Mumbai doesn’t have as many historical monuments as some places in India, but its diversity more than compensates. You’ll find everything from beaches to picnic spots and Bollywood, right in Mumbai. Mumbai’s most recognized monument, the Gateway of India, was constructed in 1924 to commemorate the visit of King George V and Queen Mary to the city. The Looming Gateway is designed to be the first thing that visitors see when approaching Mumbai by boat.
Gothic-looking Chhatrapati Shivaji Maharaj Vastu Sangrahalaya Museum the Kala Ghoda art precinct, Chhatrapati Shivaji Maharaj Terminus railway station, the Bombay High Court and the buildings of Horniman Circle in the Fort area, have a wander past the historic of 18th century. Elephant Caves, the ancient rock-cut caves on Elephanta Island are worth visiting if you’re spending a few days in Mumbai. The massive main cave, devoted to Lord Shiva, became a UNESCO World Heritage site in 1987.

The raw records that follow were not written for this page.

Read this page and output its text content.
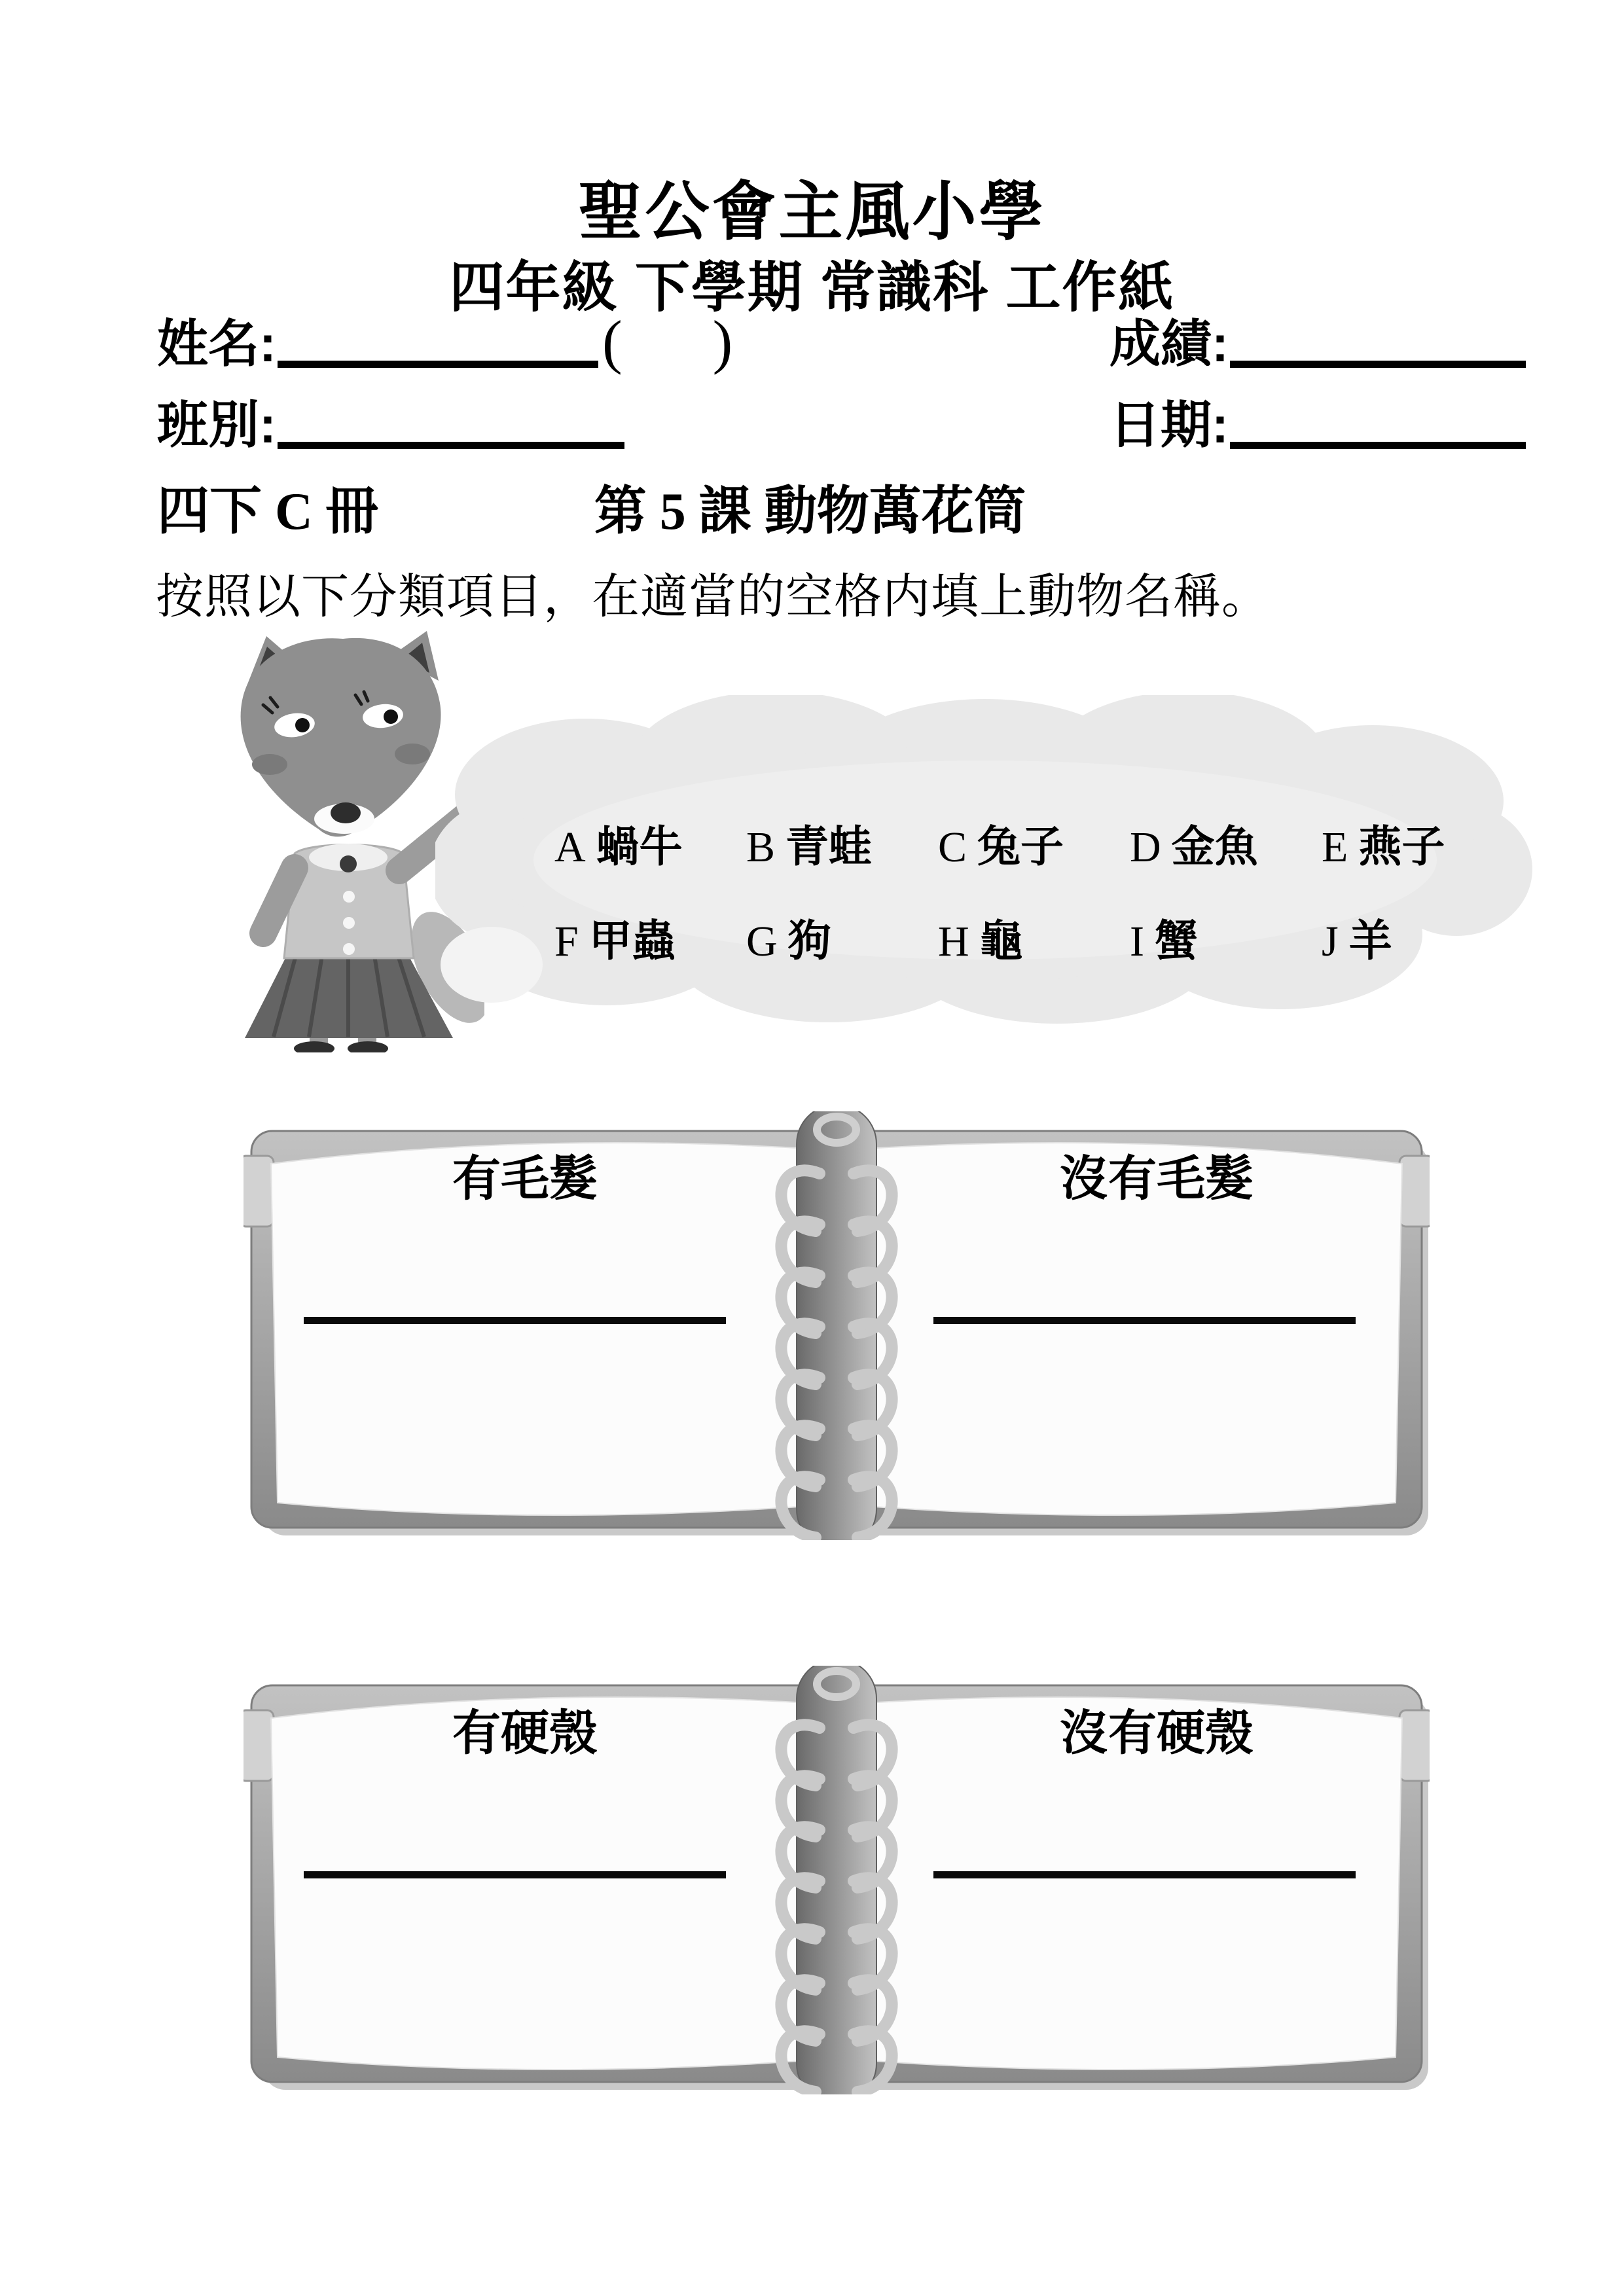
聖公會主風小學
四年級 下學期 常識科 工作紙
姓名:	(      )	成績:
班別:	日期:
四下 C 冊	第 5 課 動物萬花筒
按照以下分類項目，在適當的空格内填上動物名稱。
A 蝸牛 B 青蛙 C 兔子 D 金魚 E 燕子
F 甲蟲 G 狗 H 龜 I 蟹	J 羊
有毛髮	沒有毛髮
有硬殼	沒有硬殼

Dharavi Slum, is the Asia’s largest slum, it is thrill to go on a tour of it. Against the voyeuristic poverty tourism comments, Dharavi is a bustling place full of small-scale industry, leather and fabrics are two popular things to shop for. Mumbai is full of interesting places to go street shopping. Stock up on attractive souvenirs at Colaba Causeway, delight in cheap shoes and clothes at Linking Road. The fresh food and spices while marveling at the architecture of Crawford Market.
The imposing Haji Ali is both a mosque and tomb. It’s situated in the middle of the ocean; Haji Ali is only accessible during low tide from a narrow, 500 yard long walkway. Kala Ghoda Art Precinct filled with cultural spaces, including some wonderful pavement galleries. Every year in February, the Kal Ghoda Association hosts a nine day Kala Ghoda Arts Festival, which is interesting.